Initial claims for state unemployment benefits dropped 8,000 to a seasonally adjusted 355,000, the Labor Department said on Thursday. That was below the median forecast in a Reuters poll of 370,000.
The U.S. trade deficit narrowed in September as exports increased, suggesting the economy expanded more than previously believed in the third quarter.
The seasonally adjusted monthly trade gap fell to $41.55 billion, the smallest deficit since December 2010, the Commerce Department said on Thursday. Analysts were expecting the trade gap would widen to $45.0 billion.
JEREMY LAWSON, SENIOR ECONOMIST, BNP PARIBAS, NEW YORK
"The best way to look at trade is that weakness we saw in August and July was overstated. This is a snapback from that. This suggests export growth is weak but not contracting. Going forward, export growth should be weak as well. As for next year, the pace of growth should pick up with an improvement in global demand."
DAVID ADER, HEAD OF GOVERNMENT BOND STRATEGY, CRT CAPITAL
GROUP, STAMFORD, CONNECTICUT:
"Trade is narrower with a narrower revision and so good for GDP, say a 0.4 percent contribution, but we'll point out that the real goods balance ex-petroleum was wider. The very nuanced point is that when it comes to things, this actually represents a bit of a drag -- we bet no one else will make that point."

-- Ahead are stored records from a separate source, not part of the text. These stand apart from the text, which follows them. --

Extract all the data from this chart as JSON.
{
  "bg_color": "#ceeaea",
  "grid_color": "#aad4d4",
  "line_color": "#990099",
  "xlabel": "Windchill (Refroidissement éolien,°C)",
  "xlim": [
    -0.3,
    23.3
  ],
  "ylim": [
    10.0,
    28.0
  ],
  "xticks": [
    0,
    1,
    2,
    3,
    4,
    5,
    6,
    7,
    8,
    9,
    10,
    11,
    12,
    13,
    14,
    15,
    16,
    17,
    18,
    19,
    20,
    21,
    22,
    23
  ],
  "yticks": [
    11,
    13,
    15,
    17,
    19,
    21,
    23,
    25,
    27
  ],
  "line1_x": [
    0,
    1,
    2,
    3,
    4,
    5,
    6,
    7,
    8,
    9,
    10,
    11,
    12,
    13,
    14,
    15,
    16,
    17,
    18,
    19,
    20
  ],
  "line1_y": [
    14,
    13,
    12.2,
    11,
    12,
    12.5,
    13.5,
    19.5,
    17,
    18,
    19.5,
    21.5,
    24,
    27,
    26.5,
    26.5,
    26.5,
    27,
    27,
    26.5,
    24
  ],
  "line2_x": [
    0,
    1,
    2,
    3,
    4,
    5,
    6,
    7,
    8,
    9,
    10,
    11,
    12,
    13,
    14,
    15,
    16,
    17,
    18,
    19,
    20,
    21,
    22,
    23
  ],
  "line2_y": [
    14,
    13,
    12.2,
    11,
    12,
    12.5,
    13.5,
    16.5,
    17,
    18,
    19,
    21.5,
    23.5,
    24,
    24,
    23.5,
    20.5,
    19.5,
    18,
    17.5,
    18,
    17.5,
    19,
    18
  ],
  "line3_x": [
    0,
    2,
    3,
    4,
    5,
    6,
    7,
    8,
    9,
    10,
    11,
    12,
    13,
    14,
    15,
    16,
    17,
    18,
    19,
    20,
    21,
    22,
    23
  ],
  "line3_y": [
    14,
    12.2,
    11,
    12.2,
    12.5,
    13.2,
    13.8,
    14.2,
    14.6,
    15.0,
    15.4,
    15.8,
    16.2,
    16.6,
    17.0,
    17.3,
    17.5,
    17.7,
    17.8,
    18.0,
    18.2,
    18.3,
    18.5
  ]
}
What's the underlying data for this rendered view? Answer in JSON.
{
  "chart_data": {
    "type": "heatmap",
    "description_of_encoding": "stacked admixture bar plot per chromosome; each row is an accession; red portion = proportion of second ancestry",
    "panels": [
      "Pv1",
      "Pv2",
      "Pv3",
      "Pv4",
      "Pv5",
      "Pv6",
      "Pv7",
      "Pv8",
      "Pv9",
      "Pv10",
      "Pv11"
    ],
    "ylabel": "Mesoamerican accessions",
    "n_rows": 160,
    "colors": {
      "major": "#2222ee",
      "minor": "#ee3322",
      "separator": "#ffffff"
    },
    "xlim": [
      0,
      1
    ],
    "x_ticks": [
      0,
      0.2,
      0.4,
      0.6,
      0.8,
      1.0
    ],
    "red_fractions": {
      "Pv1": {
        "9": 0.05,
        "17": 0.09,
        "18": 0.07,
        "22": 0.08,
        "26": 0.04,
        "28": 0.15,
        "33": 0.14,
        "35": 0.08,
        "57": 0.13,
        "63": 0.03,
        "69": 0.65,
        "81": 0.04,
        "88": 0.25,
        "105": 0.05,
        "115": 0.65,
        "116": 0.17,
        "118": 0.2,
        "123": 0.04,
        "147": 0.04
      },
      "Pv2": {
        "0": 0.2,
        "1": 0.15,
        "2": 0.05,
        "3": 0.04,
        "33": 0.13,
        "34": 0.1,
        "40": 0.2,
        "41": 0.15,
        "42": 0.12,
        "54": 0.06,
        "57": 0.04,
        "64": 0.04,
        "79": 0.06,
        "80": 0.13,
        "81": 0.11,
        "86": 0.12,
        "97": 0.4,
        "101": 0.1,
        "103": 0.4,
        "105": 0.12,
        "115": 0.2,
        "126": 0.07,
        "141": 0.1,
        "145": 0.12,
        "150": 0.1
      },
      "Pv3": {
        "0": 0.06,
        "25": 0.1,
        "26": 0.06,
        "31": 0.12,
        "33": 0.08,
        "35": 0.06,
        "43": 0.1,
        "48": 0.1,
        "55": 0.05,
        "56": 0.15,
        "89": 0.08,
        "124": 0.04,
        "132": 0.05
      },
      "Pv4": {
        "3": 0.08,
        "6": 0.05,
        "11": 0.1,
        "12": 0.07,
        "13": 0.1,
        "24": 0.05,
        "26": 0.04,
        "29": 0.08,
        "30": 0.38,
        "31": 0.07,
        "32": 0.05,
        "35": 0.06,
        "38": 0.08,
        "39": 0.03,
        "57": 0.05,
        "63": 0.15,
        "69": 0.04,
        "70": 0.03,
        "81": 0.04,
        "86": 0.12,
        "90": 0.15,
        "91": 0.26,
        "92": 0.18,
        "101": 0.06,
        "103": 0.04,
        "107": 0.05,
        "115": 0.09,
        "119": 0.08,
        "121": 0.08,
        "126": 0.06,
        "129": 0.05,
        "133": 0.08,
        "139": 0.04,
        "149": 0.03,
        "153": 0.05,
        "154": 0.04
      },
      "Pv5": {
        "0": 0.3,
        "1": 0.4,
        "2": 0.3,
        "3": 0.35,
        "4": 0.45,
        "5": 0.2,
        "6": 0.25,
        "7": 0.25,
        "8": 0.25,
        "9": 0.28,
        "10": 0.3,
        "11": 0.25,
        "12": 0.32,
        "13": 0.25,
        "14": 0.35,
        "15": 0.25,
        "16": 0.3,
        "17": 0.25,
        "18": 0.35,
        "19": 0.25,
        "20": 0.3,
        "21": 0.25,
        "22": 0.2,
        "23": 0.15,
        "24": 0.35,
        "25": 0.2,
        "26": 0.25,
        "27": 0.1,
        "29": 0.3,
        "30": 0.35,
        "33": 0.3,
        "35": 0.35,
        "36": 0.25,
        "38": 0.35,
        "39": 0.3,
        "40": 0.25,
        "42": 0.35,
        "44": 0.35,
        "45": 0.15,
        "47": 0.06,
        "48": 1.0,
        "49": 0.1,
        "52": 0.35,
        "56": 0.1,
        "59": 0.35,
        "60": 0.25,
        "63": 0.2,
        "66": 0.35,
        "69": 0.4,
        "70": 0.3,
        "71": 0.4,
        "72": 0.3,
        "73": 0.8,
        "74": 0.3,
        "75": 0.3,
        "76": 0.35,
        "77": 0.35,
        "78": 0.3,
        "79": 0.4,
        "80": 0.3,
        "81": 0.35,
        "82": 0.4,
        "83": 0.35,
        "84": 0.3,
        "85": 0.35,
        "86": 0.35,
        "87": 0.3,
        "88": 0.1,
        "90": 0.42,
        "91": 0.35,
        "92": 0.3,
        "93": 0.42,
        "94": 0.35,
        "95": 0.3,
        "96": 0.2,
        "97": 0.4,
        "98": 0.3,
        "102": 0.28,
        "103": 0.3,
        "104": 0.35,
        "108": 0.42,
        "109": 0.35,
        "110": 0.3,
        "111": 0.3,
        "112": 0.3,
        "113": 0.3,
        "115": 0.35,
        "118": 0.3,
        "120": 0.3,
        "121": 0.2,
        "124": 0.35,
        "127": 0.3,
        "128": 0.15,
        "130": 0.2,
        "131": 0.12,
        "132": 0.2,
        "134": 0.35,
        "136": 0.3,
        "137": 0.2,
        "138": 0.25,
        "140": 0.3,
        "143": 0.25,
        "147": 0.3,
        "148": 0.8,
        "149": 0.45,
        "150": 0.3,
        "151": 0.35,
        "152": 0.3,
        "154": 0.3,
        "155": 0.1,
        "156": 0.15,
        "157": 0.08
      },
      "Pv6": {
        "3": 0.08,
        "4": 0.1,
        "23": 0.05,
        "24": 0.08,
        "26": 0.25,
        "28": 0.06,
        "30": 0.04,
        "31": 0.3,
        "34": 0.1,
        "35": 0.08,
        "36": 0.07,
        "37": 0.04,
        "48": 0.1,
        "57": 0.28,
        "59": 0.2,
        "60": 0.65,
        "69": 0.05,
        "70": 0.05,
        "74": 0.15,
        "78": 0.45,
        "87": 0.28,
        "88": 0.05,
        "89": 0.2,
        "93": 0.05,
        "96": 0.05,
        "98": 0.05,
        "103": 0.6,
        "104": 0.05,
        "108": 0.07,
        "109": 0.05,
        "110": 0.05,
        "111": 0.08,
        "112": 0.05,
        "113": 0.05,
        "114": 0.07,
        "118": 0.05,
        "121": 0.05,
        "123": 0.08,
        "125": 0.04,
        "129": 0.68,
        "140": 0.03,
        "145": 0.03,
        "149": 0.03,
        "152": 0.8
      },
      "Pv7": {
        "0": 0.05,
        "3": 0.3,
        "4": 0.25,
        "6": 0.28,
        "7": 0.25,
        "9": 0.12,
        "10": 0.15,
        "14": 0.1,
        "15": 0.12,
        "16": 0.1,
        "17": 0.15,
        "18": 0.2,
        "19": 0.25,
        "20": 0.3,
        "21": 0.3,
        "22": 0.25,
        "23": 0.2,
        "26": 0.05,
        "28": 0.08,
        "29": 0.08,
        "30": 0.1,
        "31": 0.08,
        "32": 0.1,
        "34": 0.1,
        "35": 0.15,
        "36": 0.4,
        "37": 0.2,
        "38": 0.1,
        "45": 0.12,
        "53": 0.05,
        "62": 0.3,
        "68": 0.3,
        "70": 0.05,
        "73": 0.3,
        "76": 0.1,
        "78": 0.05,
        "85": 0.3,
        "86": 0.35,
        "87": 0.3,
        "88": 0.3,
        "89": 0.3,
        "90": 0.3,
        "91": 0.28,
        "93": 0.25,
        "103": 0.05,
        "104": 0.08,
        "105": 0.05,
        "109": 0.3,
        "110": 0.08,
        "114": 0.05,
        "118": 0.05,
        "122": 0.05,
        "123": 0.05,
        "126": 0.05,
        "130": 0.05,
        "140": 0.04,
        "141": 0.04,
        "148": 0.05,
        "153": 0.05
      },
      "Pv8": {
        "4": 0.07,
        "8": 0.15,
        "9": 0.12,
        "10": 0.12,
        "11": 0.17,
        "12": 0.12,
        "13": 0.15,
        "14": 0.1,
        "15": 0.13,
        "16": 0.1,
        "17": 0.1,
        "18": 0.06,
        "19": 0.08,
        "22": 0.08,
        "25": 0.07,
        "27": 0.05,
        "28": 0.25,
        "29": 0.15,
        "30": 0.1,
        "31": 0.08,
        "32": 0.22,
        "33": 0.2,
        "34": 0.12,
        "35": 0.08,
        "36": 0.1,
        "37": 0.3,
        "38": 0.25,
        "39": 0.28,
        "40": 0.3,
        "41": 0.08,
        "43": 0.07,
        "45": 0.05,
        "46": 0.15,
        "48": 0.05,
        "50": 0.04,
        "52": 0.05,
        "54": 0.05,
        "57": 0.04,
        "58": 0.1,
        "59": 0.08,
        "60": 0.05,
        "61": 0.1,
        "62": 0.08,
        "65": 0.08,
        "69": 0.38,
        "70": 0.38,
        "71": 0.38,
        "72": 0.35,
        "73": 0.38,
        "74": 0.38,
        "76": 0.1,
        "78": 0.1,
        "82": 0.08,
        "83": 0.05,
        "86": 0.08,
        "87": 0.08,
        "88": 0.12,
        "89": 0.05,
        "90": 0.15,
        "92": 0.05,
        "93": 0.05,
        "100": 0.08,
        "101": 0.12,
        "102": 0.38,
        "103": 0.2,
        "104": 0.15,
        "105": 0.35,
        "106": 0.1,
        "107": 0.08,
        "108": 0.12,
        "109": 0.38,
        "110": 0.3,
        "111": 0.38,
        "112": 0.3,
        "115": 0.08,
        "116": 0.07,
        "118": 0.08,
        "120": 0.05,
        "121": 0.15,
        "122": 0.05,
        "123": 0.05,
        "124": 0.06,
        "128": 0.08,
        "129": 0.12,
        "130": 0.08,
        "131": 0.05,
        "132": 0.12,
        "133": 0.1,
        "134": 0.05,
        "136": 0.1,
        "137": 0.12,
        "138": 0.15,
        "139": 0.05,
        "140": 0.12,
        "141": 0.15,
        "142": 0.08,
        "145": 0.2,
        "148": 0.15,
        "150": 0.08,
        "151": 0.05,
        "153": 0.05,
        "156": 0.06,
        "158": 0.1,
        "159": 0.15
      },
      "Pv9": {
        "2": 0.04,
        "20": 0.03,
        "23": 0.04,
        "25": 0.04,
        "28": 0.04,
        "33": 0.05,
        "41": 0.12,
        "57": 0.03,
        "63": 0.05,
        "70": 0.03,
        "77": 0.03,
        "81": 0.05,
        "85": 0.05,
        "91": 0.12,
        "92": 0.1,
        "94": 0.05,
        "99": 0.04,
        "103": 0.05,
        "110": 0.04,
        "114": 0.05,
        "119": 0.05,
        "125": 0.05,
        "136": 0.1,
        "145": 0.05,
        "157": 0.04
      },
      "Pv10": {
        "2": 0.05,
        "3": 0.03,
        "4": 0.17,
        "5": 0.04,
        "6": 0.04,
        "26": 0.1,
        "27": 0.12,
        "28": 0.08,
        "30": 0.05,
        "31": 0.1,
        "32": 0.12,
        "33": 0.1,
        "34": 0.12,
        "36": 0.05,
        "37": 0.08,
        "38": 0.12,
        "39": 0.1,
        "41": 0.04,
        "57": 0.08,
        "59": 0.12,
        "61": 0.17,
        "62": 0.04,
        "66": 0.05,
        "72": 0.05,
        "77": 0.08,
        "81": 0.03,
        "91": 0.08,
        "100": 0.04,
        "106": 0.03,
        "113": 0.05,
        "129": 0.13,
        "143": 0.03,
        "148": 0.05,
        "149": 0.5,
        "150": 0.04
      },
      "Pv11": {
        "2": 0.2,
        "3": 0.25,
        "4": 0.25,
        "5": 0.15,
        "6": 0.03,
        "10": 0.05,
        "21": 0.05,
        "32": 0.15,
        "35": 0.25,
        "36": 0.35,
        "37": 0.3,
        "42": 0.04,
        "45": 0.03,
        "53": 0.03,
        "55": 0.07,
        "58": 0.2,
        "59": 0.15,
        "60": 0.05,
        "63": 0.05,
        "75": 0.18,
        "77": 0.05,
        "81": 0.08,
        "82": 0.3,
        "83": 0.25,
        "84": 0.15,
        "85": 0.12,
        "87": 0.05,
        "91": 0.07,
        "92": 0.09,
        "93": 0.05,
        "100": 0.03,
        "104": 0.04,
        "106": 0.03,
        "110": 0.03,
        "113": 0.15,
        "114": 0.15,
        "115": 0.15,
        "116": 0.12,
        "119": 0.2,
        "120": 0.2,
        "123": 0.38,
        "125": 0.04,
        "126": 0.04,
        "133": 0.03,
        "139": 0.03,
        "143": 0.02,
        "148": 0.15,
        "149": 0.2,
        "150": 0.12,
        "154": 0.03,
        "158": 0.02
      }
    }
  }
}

DAVID SLOAN, ECONOMIST, 4CAST LTD, NEW YORK:
"It is pretty difficult to interpret, given hurricane Sandy,
would expect that the net effect was depressed claims. They said in some areas it increased claims and in some areas it depressed claims but in the coming weeks claims will start rising, so it was difficult to know what the underlying figure would be. I was surprised continued claims fell quite sharply -- they are a week earlier so they shouldn't have had such a strong hurricane Sandy effect."
ADAM SARHAN, CHIEF EXECUTIVE OF SARHAN CAPITAL IN NEW YORK
"Claims came in stronger than expected, which follows a string of better-than-expected datapoints, especially on the labor front. We've seen a big spike in the trend of the jobs market in the past few months. We were stable, but since the unemployment rate dropped below 8 percent, it seems like there's been an acceleration in the amount of jobs being added. We should react positively to this."
JOSEPH TREVISANI, CHIEF MARKET STRATEGIST, WORLDWIDE
MARKETS, WOODCLIFF LAKE, NEW JERSEY
"Despite recent marginal improvement in the overall economy, there has been little corresponding improvement in jobless claims. The labor market remains flat at best."